Many of us fear exams and the risk of going “blank”. With so much to do in school, how do we deal with and prepare for exams? Is there any secret to acing your exams? Well, there isn’t a fixed formula, but this article will provide some tips which you can use for your exam preparation. Before you continue reading, do follow me and subscribe to my newsletter!
#1: Start Revision Early
Time is of the essence and procrastination is not an option. Starting revision early is one of the best ways to do well for your exam. The reason for this is that your mind requires time to process the knowledge which it has absorbed. Furthermore, many exams such as that of Biology and Geography have enormous amounts of content, which are impossible to memorise in short periods of time. By spreading your revision time out over a longer period of time (I’m talking months), you will feel less stressed and have more time for other activities. This also gives more room for potential procrastination lapses and allows for more flexible planning. Take my advise and don’t cram. Cramming never works as your mind is not able to take large amounts of information in a single sitting. Information will just end up overwriting other information and you will not be able to remember anything. In fact, the forgetting curve, founded by Hermann Ebbinghaus, estimates that 70% of learned information is forgotten the next day. You might be able to remember everything the day before the exam, but you won’t be able to recall anything the next day.

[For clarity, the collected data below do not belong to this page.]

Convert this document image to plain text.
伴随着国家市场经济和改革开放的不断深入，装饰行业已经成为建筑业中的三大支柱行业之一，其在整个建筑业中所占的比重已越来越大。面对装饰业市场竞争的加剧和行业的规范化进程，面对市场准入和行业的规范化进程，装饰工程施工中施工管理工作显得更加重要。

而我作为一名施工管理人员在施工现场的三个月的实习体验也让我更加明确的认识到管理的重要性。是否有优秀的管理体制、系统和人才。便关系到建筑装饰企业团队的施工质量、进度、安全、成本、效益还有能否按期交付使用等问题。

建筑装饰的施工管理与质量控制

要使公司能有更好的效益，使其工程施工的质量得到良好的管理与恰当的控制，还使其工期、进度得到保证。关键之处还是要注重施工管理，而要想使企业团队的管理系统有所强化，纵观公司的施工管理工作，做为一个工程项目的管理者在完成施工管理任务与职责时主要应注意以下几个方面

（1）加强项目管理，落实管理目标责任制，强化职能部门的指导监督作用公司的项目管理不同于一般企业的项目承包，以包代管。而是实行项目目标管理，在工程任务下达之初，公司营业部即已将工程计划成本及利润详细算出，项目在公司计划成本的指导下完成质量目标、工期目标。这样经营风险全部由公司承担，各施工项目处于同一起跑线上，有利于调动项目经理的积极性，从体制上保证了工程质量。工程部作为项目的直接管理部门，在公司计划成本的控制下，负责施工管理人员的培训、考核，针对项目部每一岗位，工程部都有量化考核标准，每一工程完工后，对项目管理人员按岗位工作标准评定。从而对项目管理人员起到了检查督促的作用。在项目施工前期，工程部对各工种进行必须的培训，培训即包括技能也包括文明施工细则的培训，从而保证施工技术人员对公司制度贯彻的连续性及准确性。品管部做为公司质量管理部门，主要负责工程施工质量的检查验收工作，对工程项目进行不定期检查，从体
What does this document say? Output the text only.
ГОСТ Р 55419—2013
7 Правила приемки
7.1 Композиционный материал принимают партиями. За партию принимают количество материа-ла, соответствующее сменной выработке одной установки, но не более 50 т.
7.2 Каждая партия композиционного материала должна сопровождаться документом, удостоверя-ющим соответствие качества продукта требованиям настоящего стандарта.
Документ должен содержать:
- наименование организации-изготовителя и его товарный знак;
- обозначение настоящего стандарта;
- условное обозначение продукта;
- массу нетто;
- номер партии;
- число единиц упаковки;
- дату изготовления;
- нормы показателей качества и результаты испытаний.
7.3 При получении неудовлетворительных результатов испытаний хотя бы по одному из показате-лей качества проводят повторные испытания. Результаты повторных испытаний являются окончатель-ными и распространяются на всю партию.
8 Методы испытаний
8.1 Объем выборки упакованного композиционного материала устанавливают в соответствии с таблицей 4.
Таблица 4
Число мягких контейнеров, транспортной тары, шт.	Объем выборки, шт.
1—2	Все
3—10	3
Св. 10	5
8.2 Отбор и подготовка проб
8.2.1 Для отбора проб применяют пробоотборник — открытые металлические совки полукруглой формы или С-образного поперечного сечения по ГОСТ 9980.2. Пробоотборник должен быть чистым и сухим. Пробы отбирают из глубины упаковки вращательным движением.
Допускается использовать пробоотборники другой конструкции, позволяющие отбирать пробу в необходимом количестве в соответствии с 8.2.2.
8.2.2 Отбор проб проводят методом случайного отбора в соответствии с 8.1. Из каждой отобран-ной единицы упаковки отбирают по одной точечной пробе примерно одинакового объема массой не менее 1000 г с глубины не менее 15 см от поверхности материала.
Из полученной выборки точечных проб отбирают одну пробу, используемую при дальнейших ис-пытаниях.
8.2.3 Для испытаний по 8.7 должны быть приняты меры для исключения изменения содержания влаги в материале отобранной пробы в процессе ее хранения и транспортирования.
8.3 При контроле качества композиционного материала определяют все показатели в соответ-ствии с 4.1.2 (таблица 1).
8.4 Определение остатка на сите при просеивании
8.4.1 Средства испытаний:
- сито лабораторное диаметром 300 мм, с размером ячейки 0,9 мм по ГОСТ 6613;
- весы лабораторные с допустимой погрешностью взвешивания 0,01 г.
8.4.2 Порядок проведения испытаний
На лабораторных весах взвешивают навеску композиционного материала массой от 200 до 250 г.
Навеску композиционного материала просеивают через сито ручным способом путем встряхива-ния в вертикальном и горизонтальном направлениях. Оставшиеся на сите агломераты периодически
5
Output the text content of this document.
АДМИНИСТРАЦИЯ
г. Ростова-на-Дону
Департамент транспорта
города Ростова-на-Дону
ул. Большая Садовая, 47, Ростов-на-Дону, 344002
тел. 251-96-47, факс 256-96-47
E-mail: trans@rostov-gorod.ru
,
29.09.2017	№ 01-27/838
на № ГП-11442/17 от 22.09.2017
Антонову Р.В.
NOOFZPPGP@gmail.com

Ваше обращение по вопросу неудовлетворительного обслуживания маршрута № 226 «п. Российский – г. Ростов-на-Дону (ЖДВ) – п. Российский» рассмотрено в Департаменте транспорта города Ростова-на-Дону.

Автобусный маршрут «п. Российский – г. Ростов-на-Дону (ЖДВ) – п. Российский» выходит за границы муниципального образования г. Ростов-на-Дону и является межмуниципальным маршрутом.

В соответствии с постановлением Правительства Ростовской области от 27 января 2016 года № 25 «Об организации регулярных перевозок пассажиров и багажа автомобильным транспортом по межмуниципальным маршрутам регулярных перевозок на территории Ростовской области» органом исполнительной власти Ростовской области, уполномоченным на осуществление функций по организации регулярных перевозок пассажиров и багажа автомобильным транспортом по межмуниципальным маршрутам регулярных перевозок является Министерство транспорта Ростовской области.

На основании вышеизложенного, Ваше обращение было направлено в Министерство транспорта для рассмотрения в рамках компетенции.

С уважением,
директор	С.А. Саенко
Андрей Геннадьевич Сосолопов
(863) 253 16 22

#2: Don’t Memorise Blindly
Of course, memory is important. However, memorising blindly can do more harm to your test scores than good. It’s like having the material to build a house, but not having the blueprints to do so. Likewise, before memorising any content, do ensure that you have a clear understanding of the concepts behind it. For example, you could first read your textbook one or two times and check if you are able to understand its concepts. In the event that you do not understand any part of the textbook or material, do seek help from your teacher or instructor as soon as possible. Only after you are able to understand the concepts should you start memorising the content. This helps to facilitate better memory and recall. As Warren Buffet once said, “Risk comes from not knowing what you are doing.” Memory and understanding go hand in hand. You cannot memorise without understanding what you are memorising
#3: Use Flashcards
Flashcards are a great tool for assessing how much you know and how much you don’t know. This helps you to identify your weaknesses and work on them. Using this strategy increases your efficiency manifold, as you spend less time working on what you already know and have memorised, and spend more time on what you don’t know and have forgotten. This is the exact reason why highlighting your notes and rereading your textbook is useless. This method, which uses passive recall, does none of the things flashcards can do. The danger of merely rereading your textbook lies in the illusion of understanding, where you might end up confusing fluency of the text with understanding. You simply have no idea of what you know and don’t know. Flashcards, on the other hand, use the concept of active recall, which prepares your mind for potential question-and-answer scenarios and strengthens retrieval pathways.
This post is a short one, but I hope that the tips were of help to your exam preparation. The key to acing your exams is not intelligence, but rather your study strategy. To learn is not enough. We need to learn how to learn.